I've already made the change in my patchset as a result of Christoph's
comment.
I disagree, that space can be reserved for future use that will perhaps be
much needed at that time.
The type 'short' is obviously overkill to hold the value of the policy
mode since we only have four currently defined modes. We'll never exceed
the capacity of type 'unsigned char' if mempolicies are going to remain
useful.
If the flag bits are going to be stored in the same member as the mode, it
is necessary to make the change, as I have, to be unsigned to avoid
sign-extension when this is promoted to 'int' that is required as part of
the API.
The problem with your approach is that we need to pass the optional mode
flags back to the user through get_mempolicy() and the user needs to pass
them to us via set_mempolicy() or mbind(). So we'll still need the
#define in linux/mempolicy.h:
#define MPOL_F_STATIC_NODES (1 << MPOL_FLAG_SHIFT)
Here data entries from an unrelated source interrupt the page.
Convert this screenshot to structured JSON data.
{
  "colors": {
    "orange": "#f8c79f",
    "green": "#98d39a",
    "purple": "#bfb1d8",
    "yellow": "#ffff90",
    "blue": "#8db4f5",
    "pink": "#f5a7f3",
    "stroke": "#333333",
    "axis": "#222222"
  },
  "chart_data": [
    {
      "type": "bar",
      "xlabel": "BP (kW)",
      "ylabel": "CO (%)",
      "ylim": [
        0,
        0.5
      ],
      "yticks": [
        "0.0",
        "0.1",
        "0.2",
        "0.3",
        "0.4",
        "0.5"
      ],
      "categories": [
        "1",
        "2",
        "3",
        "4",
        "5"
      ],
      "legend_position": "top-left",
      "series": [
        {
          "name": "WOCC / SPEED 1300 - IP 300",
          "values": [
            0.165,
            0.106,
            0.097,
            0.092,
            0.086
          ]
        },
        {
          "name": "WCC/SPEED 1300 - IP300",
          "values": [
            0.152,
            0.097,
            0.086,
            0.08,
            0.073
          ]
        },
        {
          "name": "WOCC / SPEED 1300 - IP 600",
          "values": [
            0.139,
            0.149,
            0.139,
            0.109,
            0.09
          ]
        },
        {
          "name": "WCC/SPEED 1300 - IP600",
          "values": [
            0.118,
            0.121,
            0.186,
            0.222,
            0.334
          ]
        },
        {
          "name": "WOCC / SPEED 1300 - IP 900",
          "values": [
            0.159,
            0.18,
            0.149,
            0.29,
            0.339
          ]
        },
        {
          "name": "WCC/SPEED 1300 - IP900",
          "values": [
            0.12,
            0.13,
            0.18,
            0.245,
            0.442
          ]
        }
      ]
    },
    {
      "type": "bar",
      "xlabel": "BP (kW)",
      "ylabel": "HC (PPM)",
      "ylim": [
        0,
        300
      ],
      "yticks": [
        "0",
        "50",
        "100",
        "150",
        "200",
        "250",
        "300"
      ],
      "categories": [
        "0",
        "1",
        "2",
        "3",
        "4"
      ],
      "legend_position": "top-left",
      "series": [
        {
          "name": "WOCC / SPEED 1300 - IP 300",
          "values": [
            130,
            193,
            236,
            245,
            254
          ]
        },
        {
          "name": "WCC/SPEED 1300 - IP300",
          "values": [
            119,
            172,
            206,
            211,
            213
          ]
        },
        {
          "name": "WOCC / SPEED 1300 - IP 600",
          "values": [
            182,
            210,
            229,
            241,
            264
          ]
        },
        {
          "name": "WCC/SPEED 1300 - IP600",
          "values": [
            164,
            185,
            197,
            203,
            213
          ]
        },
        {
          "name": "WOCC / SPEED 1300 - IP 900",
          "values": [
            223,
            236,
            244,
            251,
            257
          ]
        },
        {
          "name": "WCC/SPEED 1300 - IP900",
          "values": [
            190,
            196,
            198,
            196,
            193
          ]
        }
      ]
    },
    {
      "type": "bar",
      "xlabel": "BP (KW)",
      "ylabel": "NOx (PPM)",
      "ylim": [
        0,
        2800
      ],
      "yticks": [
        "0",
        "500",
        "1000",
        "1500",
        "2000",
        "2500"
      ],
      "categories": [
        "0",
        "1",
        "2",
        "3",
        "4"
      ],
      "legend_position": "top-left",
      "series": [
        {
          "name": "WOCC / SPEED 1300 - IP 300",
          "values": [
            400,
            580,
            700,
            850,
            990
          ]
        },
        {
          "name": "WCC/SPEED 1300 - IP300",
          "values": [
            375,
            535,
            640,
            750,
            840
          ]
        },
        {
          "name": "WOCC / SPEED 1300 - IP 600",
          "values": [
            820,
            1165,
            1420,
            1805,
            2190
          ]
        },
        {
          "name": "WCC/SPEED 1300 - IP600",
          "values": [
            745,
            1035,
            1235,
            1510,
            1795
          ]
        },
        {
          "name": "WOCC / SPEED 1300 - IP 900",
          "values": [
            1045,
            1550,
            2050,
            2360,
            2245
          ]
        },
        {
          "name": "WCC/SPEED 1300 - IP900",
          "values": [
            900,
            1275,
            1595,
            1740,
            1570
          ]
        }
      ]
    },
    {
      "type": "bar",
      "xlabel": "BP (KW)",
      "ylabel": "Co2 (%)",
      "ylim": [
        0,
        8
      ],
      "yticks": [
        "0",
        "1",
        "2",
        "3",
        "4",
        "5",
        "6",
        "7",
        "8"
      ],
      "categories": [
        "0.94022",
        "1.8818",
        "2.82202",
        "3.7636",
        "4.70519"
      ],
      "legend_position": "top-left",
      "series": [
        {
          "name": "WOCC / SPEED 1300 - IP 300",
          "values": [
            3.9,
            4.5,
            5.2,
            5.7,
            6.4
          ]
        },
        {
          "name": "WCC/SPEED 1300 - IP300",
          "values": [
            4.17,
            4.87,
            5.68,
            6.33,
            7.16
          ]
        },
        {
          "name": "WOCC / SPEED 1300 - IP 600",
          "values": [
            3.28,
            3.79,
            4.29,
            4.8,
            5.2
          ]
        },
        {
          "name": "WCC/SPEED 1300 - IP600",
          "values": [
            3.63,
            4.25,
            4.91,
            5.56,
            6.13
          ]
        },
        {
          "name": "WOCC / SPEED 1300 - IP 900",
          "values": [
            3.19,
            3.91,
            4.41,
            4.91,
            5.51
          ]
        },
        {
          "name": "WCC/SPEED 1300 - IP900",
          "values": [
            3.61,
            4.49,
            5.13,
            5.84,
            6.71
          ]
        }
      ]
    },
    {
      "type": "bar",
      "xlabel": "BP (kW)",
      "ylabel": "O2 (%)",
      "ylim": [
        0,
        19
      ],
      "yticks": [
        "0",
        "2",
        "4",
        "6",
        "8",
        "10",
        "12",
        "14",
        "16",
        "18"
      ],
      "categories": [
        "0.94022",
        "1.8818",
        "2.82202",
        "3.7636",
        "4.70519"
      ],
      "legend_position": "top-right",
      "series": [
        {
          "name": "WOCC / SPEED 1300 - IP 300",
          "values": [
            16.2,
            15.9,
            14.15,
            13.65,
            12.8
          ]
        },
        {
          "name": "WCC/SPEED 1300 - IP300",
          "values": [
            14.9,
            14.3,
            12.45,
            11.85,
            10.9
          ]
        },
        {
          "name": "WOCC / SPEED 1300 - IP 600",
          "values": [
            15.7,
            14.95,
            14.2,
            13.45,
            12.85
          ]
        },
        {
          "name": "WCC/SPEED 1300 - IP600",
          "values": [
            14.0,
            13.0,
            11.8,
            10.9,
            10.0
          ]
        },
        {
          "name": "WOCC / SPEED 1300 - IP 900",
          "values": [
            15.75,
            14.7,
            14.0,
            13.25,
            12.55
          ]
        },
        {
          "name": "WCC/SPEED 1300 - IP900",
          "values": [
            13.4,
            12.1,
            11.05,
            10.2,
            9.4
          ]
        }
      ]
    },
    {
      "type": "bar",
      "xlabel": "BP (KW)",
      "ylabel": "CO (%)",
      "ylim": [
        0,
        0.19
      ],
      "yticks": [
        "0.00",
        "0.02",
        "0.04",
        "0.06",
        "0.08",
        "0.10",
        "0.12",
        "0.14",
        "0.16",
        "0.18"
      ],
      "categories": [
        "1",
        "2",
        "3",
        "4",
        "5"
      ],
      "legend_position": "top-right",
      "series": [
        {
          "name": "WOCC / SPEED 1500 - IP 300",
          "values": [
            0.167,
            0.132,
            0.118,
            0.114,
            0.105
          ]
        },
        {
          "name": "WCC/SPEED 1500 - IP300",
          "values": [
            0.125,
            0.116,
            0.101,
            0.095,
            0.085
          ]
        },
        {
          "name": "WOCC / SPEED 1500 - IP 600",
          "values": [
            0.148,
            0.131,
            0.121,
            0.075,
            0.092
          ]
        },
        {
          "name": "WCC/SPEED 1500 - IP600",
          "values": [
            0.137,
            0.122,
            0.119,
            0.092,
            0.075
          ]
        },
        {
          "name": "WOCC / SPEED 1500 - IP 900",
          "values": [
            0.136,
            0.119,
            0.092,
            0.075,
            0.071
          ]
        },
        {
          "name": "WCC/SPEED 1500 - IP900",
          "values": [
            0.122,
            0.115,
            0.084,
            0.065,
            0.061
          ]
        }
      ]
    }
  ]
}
We could deal with this as follows:
if (mode & MPOL_F_STATIC_NODES)
pol->mode_f_static_nodes = 1;
but that doesn't make much sense.
Once Christoph's comment is taken into consideration and we start passing
around 'int policy' instead of 'enum mempolicy_mode mode' again, I don't
think anybody will struggle with doing:
if (mode & MPOL_F_STATIC_NODES)
to check for the prescence of a flag.